また、保険の種類によっては、契約の時点で、満期時に同一内容で契約が自動的に継続されるよう設定することもできます。詳細は、保険会社または代理店にお問い合わせください。

契約内容の変更(通知義務)

  • 契約期間の途中で告知事項のうち保険会社が通知を求めたものに変更が生じた場合は、契約者または被保険者(補償の対象となる方)は代理店または保険会社にその旨を連絡する必要があります。これを「通知義務」といいます。
  • 通知義務に違反すると契約を解除されたり、保険金が支払われないことがありますので、例えば次のような場合は遅滞なく連絡してください。
自動車保険の場合
※1
  • 契約の車の用途車種、登録番号を変更したとき
  • 契約の車の使用目的を変更したとき
火災保険の場合
※2
  • 改築により建物の構造・用途が変更となったとき
  • 家財を対象とした契約で、家財を他の場所に移転したとき
傷害保険の場合
  • 転職して職種が変わったとき

※1 ご契約の車を入替する場合(新たに取得した車と入替をする場合など)は、事前に代理店または保険会社にその旨を連絡する必要があります。

※2 保険の対象物を譲渡する場合で、契約の継続を希望されるときは、事前に代理店または保険会社にその旨を連絡する必要があります。事前に連絡しなかった場合は、その契約は効力を失いますのでご注意ください。

  • 契約内容を変更する場合、保険料を追加して払い込む必要があるケースや、保険料の一部が返れいされるケースがあります。また、ご希望の条件によるお引き受けができないことがあります。

契約の解約

  • 契約期間の途中で解約のお申し出があった場合は、原則残りの契約期間に応じて保険料が返れいされます。

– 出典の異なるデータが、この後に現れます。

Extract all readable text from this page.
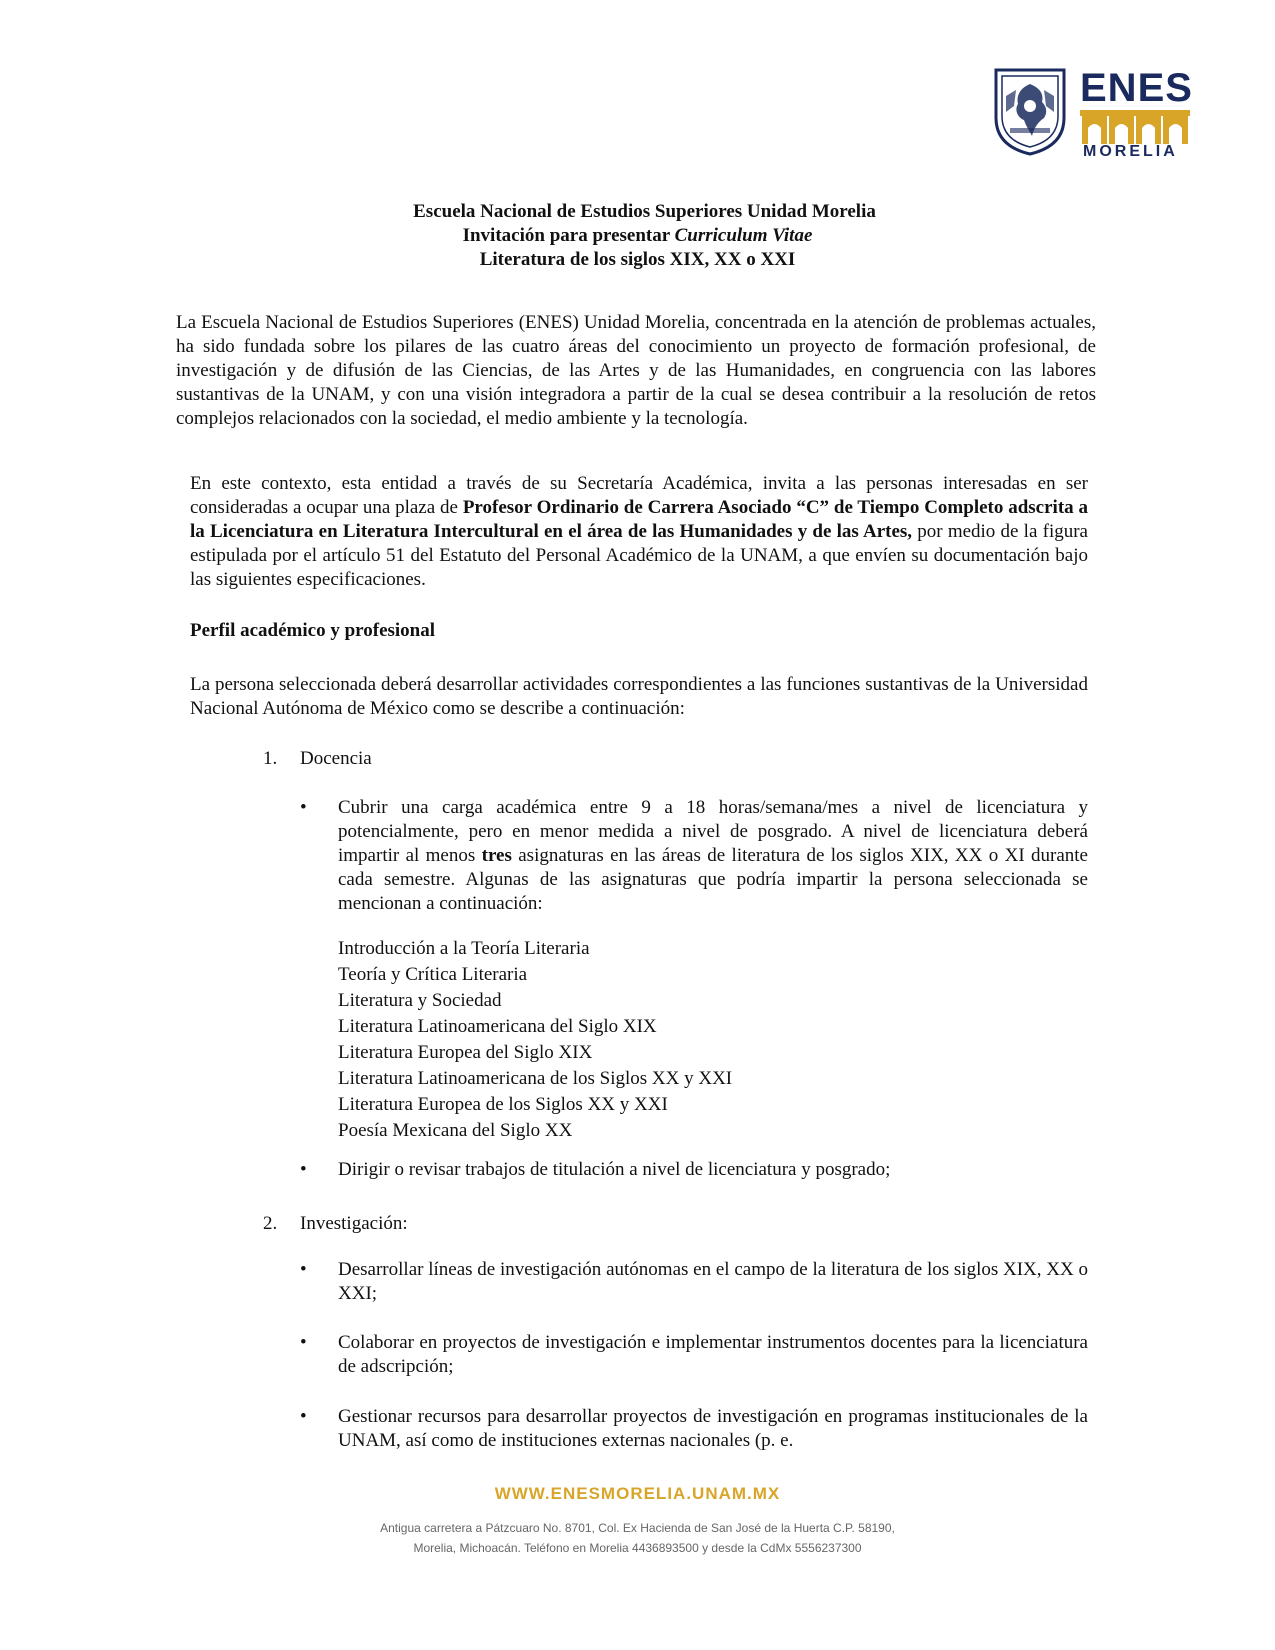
ENES
MORELIA
Escuela Nacional de Estudios Superiores Unidad Morelia
Invitación para presentar Curriculum Vitae
Literatura de los siglos XIX, XX o XXI
La Escuela Nacional de Estudios Superiores (ENES) Unidad Morelia, concentrada en la atención de problemas actuales, ha sido fundada sobre los pilares de las cuatro áreas del conocimiento un proyecto de formación profesional, de investigación y de difusión de las Ciencias, de las Artes y de las Humanidades, en congruencia con las labores sustantivas de la UNAM, y con una visión integradora a partir de la cual se desea contribuir a la resolución de retos complejos relacionados con la sociedad, el medio ambiente y la tecnología.
En este contexto, esta entidad a través de su Secretaría Académica, invita a las personas interesadas en ser consideradas a ocupar una plaza de Profesor Ordinario de Carrera Asociado “C” de Tiempo Completo adscrita a la Licenciatura en Literatura Intercultural en el área de las Humanidades y de las Artes, por medio de la figura estipulada por el artículo 51 del Estatuto del Personal Académico de la UNAM, a que envíen su documentación bajo las siguientes especificaciones.
Perfil académico y profesional
La persona seleccionada deberá desarrollar actividades correspondientes a las funciones sustantivas de la Universidad Nacional Autónoma de México como se describe a continuación:
1. Docencia
• Cubrir una carga académica entre 9 a 18 horas/semana/mes a nivel de licenciatura y potencialmente, pero en menor medida a nivel de posgrado. A nivel de licenciatura deberá impartir al menos tres asignaturas en las áreas de literatura de los siglos XIX, XX o XI durante cada semestre. Algunas de las asignaturas que podría impartir la persona seleccionada se mencionan a continuación:
Introducción a la Teoría Literaria
Teoría y Crítica Literaria
Literatura y Sociedad
Literatura Latinoamericana del Siglo XIX
Literatura Europea del Siglo XIX
Literatura Latinoamericana de los Siglos XX y XXI
Literatura Europea de los Siglos XX y XXI
Poesía Mexicana del Siglo XX
• Dirigir o revisar trabajos de titulación a nivel de licenciatura y posgrado;
2. Investigación:
• Desarrollar líneas de investigación autónomas en el campo de la literatura de los siglos XIX, XX o XXI;
• Colaborar en proyectos de investigación e implementar instrumentos docentes para la licenciatura de adscripción;
• Gestionar recursos para desarrollar proyectos de investigación en programas institucionales de la UNAM, así como de instituciones externas nacionales (p. e.
WWW.ENESMORELIA.UNAM.MX
Antigua carretera a Pátzcuaro No. 8701, Col. Ex Hacienda de San José de la Huerta C.P. 58190,
Morelia, Michoacán. Teléfono en Morelia 4436893500 y desde la CdMx 5556237300
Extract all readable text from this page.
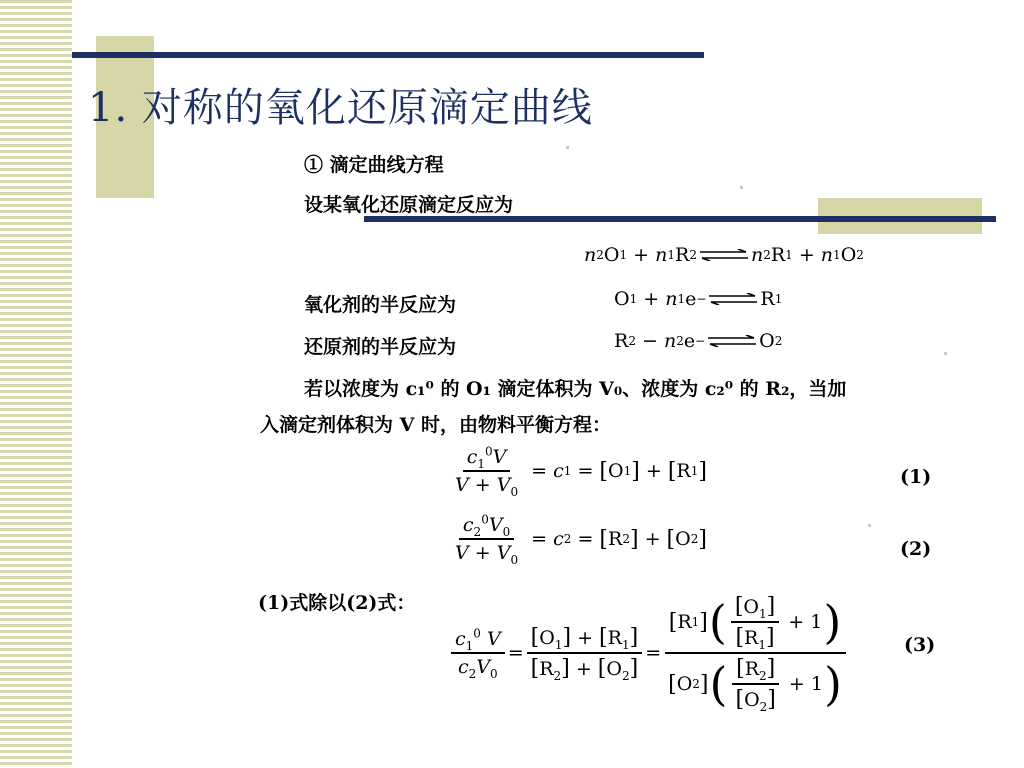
1. 对称的氧化还原滴定曲线
① 滴定曲线方程
设某氧化还原滴定反应为
n 2 O 1 + n 1 R 2 ⇌ n 2 R 1 + n 1 O 2
氧化剂的半反应为	O 1 + n 1 e − ⇌ R 1
还原剂的半反应为	R 2 − n 2 e − ⇌ O 2
若以浓度为 c₁⁰ 的 O₁ 滴定体积为 V₀、浓度为 c₂⁰ 的 R₂，当加
入滴定剂体积为 V 时，由物料平衡方程：
$\frac{c_1^0V}{V + V_0} = c$ 1 = [ O 1 ] + [ R 1 ]	(1)
$\frac{c_2^0V_0}{V + V_0} = c$ 2 = [ R 2 ] + [ O 2 ]	(2)
(1)式除以(2)式：
$\frac{c_1^0 V}{c_2V_0} = \frac{[O_1] + [R_1]}{[R_2] + [O_2]} = \frac{[ R 1 ] ( \frac{[O_1]}{[R_1]} + 1 )}{[ O 2 ] ( \frac{[R_2]}{[O_2]} + 1 )}$	(3)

返れいされる金額は、契約内容などにより異なります。ただし、保険会社の経費に充てられる部分が差し引かれるため、残りの契約期間分の保険料が全て返れいされるわけではありません。
  • 例えば契約期間が1年・保険料一括払いの契約で、契約期間の開始日から6か月後に解約しても、払い込まれた保険料の半分が返れいされるわけではありません。
  • 傷害保険や医療保険などにおいて、被保険者(補償の対象となる方)が契約者以外の方である場合で、所定の要件を満たす場合には、被保険者による契約(その被保険者の部分に係わる部分に限ります。)の解除請求が可能です。解除の条件やお手続き方法等の詳細は代理店または保険会社にお問い合わせください。

保険金の請求

  • 交通事故や火災、またケガや病気など、契約している保険で補償される事故が発生した場合は、代理店または保険会社に直ちにご連絡ください。なお、事故の連絡だけでは、保険金を請求したことにはなりませんので、保険会社の案内に沿って手続きを行ってください。
ここにご注意!

●交通事故の場合は、ケガ人の救護や警察への連絡を行うとともに、相手方、目撃者の連絡先をご確認ください。また、事故にあった車を修理するときや、相手方と示談する場合は、必ず事前に保険会社に相談して了解を得てください。保険会社の事前了解がないと、保険金が支払われない場合があります。

  • 自動車保険の対人賠償保険・対物賠償保険の保険金の支払いにあたり、被害者にも過失があると、その割合に応じて損害賠償額が減額されます。これを「過失相殺(かしつそうさい)」といいます。例えば、交差点での出会い頭の事故などの場合、加害者・被害者双方に一定割合の過失があるとされています
  • 保険の種類によっては、損害に対する補償に加えて、その損害に伴う諸費用に対して保険金(費用保険金)が支払われるものがあります。これらの内容については、保険会社から提供される「契約概要」のほか、保険約款やパンフレットなどでご確認ください。
  • 被保険者(補償の対象となる方)が保険金受取人になる保険契約では、被保険者自身に保険金を請求できない事情があり、被保険者の代理人がいない場合に、配偶者や3親等以内の親族のうち一定の条件を満たす方が被保険者の「代理請求人」として、保険金を請求できる制度があります。詳細は、代理店または保険会社にお問い合わせください。
  • 保険会社は、必要となる書類をご提出いただく等、必要な手続きを完了した日から所定の期間(通常、その日を含めて30日以内)に保険金を支払うために必要な事項の確認を終えて保険金をお支払いします。(特別な照会または調査が不可欠な場合には、保険会社は確認が必要な事項およびその確認を終える時期を被保険者に通知し、約款に定める日数を経過する日までに保険金をお支払いします。)

その他

個人情報の取扱い

契約に関する個人情報は、厳格に管理され、保険会社における契約の締結に関する判断や、保険金の支払いに関する手続きなどに利用されます。

※詳細は、代理店または保険会社のプライバシーポリシー(個人情報保護宣言)等をご確認ください。


保険会社が破綻した場合

損害保険の契約をした保険会社が破綻した場合、保険金などが削減されることがあります。そのような場合に備え、損害保険契約者保護制度が設けられています。損害保険契約者保護機構は、自動車保険・火災保険などの保険契約について、保険会社が破綻した場合であっても、破綻後3か月以内に生じた保険事故に関する保険金が全額支払われるよう補償します。ただし、保険の種類や契約者によっては、一定限度の補償となったり、補償の対象とならないものもあります。

※損害保険契約者保護機構や、補償の対象となる契約の詳細については、代理店または保険会社にお問い合わせください。